\( \def\R{\mathbb{R}} \def\N{\mathbb{N}} \def\Z{\mathbb{Z}} \def\Q{\mathbb{Q}} \def\eps{\varepsilon} \def\epsilon{\varepsilon} \newcommand\bs[1]{\boldsymbol{#1}} \renewcommand{\geq}{\geqslant} \renewcommand{\leq}{\leqslant} \)

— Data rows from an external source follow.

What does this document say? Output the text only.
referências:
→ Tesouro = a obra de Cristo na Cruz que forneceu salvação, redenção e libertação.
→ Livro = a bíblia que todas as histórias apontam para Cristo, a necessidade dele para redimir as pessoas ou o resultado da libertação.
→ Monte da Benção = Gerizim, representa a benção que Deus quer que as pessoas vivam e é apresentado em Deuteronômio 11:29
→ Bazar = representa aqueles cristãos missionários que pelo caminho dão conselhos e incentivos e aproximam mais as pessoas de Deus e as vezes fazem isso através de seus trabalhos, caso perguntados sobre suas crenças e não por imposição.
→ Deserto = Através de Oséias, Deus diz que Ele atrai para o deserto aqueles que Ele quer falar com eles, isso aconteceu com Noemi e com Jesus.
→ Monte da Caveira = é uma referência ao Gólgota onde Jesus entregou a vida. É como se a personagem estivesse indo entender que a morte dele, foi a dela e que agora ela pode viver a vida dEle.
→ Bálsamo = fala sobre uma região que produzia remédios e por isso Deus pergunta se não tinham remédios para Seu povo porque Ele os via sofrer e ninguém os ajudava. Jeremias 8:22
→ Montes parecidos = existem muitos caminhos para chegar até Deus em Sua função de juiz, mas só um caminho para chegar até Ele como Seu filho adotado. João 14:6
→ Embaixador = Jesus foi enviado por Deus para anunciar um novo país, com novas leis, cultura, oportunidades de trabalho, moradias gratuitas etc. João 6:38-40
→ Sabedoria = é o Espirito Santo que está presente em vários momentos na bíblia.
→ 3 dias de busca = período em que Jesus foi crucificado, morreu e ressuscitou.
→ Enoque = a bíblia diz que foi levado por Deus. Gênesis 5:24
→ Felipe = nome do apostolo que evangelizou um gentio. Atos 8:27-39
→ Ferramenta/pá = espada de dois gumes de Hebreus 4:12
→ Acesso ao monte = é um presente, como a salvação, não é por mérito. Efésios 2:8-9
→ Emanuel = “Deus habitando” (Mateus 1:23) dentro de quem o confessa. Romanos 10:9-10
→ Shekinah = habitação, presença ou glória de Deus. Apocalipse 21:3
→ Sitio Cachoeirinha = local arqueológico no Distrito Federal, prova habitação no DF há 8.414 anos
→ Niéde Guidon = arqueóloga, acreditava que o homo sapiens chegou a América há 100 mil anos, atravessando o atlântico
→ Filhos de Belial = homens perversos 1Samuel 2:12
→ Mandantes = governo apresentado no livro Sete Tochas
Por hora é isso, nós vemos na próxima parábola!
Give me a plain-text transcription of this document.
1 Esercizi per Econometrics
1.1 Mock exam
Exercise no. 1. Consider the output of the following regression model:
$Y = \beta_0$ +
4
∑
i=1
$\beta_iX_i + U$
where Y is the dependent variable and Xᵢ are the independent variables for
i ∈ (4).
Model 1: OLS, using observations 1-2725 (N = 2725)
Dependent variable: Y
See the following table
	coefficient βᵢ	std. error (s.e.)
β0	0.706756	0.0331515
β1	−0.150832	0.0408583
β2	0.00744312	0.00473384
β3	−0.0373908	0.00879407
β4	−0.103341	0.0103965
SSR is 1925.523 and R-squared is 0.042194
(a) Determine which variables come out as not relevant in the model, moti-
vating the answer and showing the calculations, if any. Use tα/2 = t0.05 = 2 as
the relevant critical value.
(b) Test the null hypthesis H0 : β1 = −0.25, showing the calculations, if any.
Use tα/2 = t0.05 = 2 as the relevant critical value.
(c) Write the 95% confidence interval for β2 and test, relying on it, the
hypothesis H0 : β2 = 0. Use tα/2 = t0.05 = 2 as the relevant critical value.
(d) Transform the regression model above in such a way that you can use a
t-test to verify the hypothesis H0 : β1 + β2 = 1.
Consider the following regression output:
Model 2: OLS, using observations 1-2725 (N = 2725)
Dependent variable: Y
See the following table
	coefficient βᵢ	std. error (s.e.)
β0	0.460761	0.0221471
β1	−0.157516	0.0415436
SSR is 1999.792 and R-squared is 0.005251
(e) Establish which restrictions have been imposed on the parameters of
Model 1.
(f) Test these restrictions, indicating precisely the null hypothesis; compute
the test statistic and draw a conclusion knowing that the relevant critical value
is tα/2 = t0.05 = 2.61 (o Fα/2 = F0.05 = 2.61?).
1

Chapter 2 - Matrix Algebra

2.1 - Matrix Operations


Main: Index
Previous: 1.9 - The Matrix of a Linear Transformation
Next: 2.2 - The Inverse of a Matrix


Results

Many calculations can be simplified if we do the calculations directly on the matrix. If A is a m×n matrix, the scalar entry in row i and column j of A is denoted by $a_{ij}$ and is called the (i,j)-entry. Matrix when highlighting columns: $$ A = \big[\bs{a}_1 \;\; \cdots \;\; \bs{a}_j \;\; \cdots \;\; \bs{a}_n \big] $$ Matrix with the elements: $$ A = \begin{bmatrix*}[ccccc] a_{11} & \cdots & a_{1j} & \cdots & a_{1n} \\ \vdots & & \vdots & & \vdots \\ a_{i1} & \cdots & a_{ij} & \cdots & a_{in} \\ \vdots & & \vdots & & \vdots \\ a_{m1} & \cdots & a_{mj} & \cdots & a_{mn} \end{bmatrix*} $$
The diagonal entries $a_{11}, a_{22}, \ldots$ form the main diagonal. A diagonal matrix is a square matrix whose nondiagonal elements are nonzero: $$ \begin{bmatrix*}[rrr] 3 & 0 & 0 \\ 0 & 2 & 0 \\ 0 & 0 & 1 \end{bmatrix*}. $$ An important example of this is the identity matrix, which is a diagonal matrix where all elements are 1 and are referred to as $I_n$. For example, $I_3$: $$ \begin{bmatrix*}[rrr] 1 & 0 & 0 \\ 0 & 1 & 0 \\ 0 & 0 & 1 \end{bmatrix*}. $$ Finally we have the zero matrix, where all elements are 0. Denoted by 0 or O: $$ \begin{bmatrix*}[rrr] 0 & 0 & 0 \\ 0 & 0 & 0 \\ 0 & 0 & 0 \end{bmatrix*}. $$

Sums and Scalar Multiples

The vector calculations can be extended to matrices. We say that two matrcies are equal if they have the same dimension. When adding two matrices, we simply add each corresponding entry in the matrix. From this definition, it only applies when the matrices are equal. We scale a matrix by muliplying with some scalar $r$. This is then multiplied to every entry of A.

Theorem 2.1
Let A, B and C be matrices of equal size, and let r and s be some scalars.

  (a) $A + B = B + A$

  (b) $(A + B) + C = A + (B + C)$

  (c) $A + O = A$

  (d) $r(A + B) = rA + rB$

  (e) $(r + s)A = rA + sA$

  (f) $r(sA) = (rs)A$

Matrix Multiplication

When a matrix B is multiplied with a vector x, it is transformed into another vector Bx. If this vector is multiplied by another matrix A, the result is a third vector A(Bx).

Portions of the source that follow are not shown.